1. Follow Lab 4 on Hive. Import a new dataset to Hive: Crimes_-_2001_to_present.csv. (3 points)

Please note that this is the original crime dataset (1.5G). It is not preprocessed. Thus, you need to pay attention to data delimiters, naming of columns and setting up the correct datatype. Pay attention to address and date fields.

You may encounter error during import process. This exercise is to practice common problems you may encounter during data importing. You will list the following:

1) Problems/errors you have encountered during the import procedure.


2) Describe how you solve these problems. If you wrote a python program to preprocess data, please also upload your python program. You may use any creative ways to solve the import errors.


3) A screenshot showing you successfully import the data.


2. SQL practice (7 points)

Please answer the following questions using SQL. Please paste your SQL query, as well as the result screenshot (or partial result if the result is very long). For some questions, you may further summarize the result in a table.
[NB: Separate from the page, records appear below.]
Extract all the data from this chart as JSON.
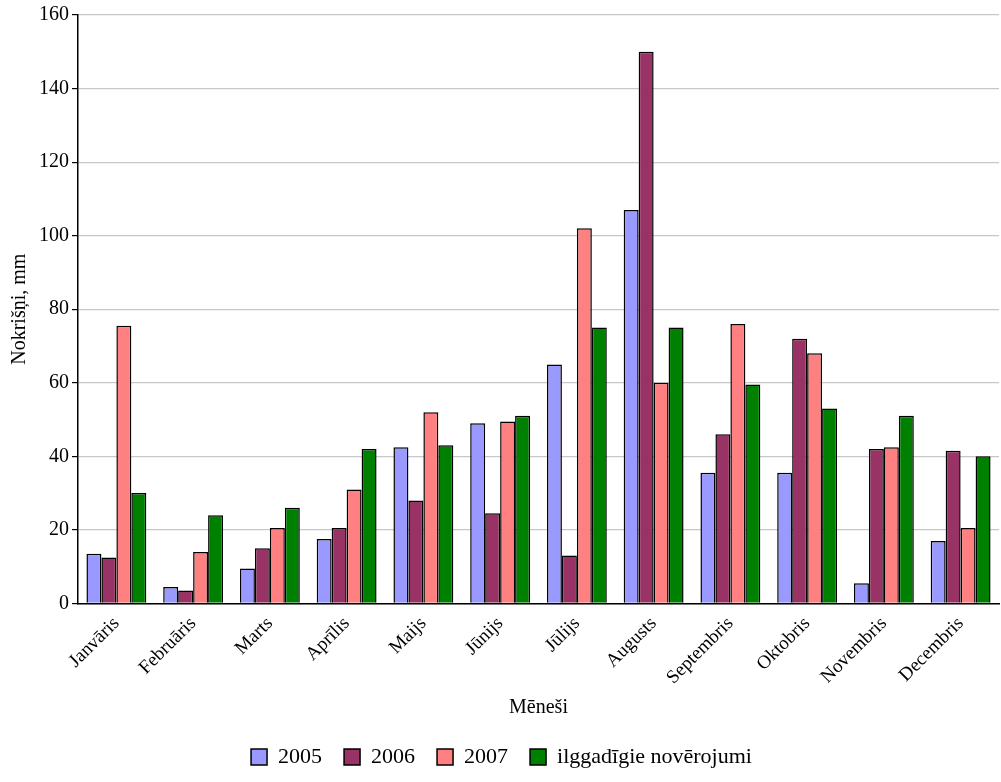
{
  "chart_data": {
    "type": "bar",
    "xlabel": "Mēneši",
    "ylabel": "Nokrišņi, mm",
    "categories": [
      "Janvāris",
      "Februāris",
      "Marts",
      "Aprīlis",
      "Maijs",
      "Jūnijs",
      "Jūlijs",
      "Augusts",
      "Septembris",
      "Oktobris",
      "Novembris",
      "Decembris"
    ],
    "series": [
      {
        "name": "2005",
        "color": "#9999ff",
        "values": [
          13.5,
          4.5,
          9.5,
          17.5,
          42.5,
          49,
          65,
          107,
          35.5,
          35.5,
          5.5,
          17
        ]
      },
      {
        "name": "2006",
        "color": "#993366",
        "values": [
          12.5,
          3.5,
          15,
          20.5,
          28,
          24.5,
          13,
          150,
          46,
          72,
          42,
          41.5
        ]
      },
      {
        "name": "2007",
        "color": "#ff8080",
        "values": [
          75.5,
          14,
          20.5,
          31,
          52,
          49.5,
          102,
          60,
          76,
          68,
          42.5,
          20.5
        ]
      },
      {
        "name": "ilggadīgie novērojumi",
        "color": "#008000",
        "values": [
          30,
          24,
          26,
          42,
          43,
          51,
          75,
          75,
          59.5,
          53,
          51,
          40
        ]
      }
    ],
    "ylim": [
      0,
      160
    ],
    "yticks": [
      0,
      20,
      40,
      60,
      80,
      100,
      120,
      140,
      160
    ],
    "grid": "y",
    "legend": "bottom"
  }
}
1) Please find Top 5 primary criminal type in all crimes of Chicago.


2) Please retrieve # of “THEFTand “ROBBERY” in each year.


3) Which district has the highest “ROBBERY” cases?


4) Which 2 months have the highest # of “THEFT” cases?


5) Find the total number of crimes in January 2008 for each Ward and to print out the Ward name.


6) Find all types of location description, and identify those location descriptions that represent “residence” (notice other descriptions may be used to describe residence). Compare # of crimes that occurred in residence location and non-residence location by crime primary type from year 2005 to year 2010.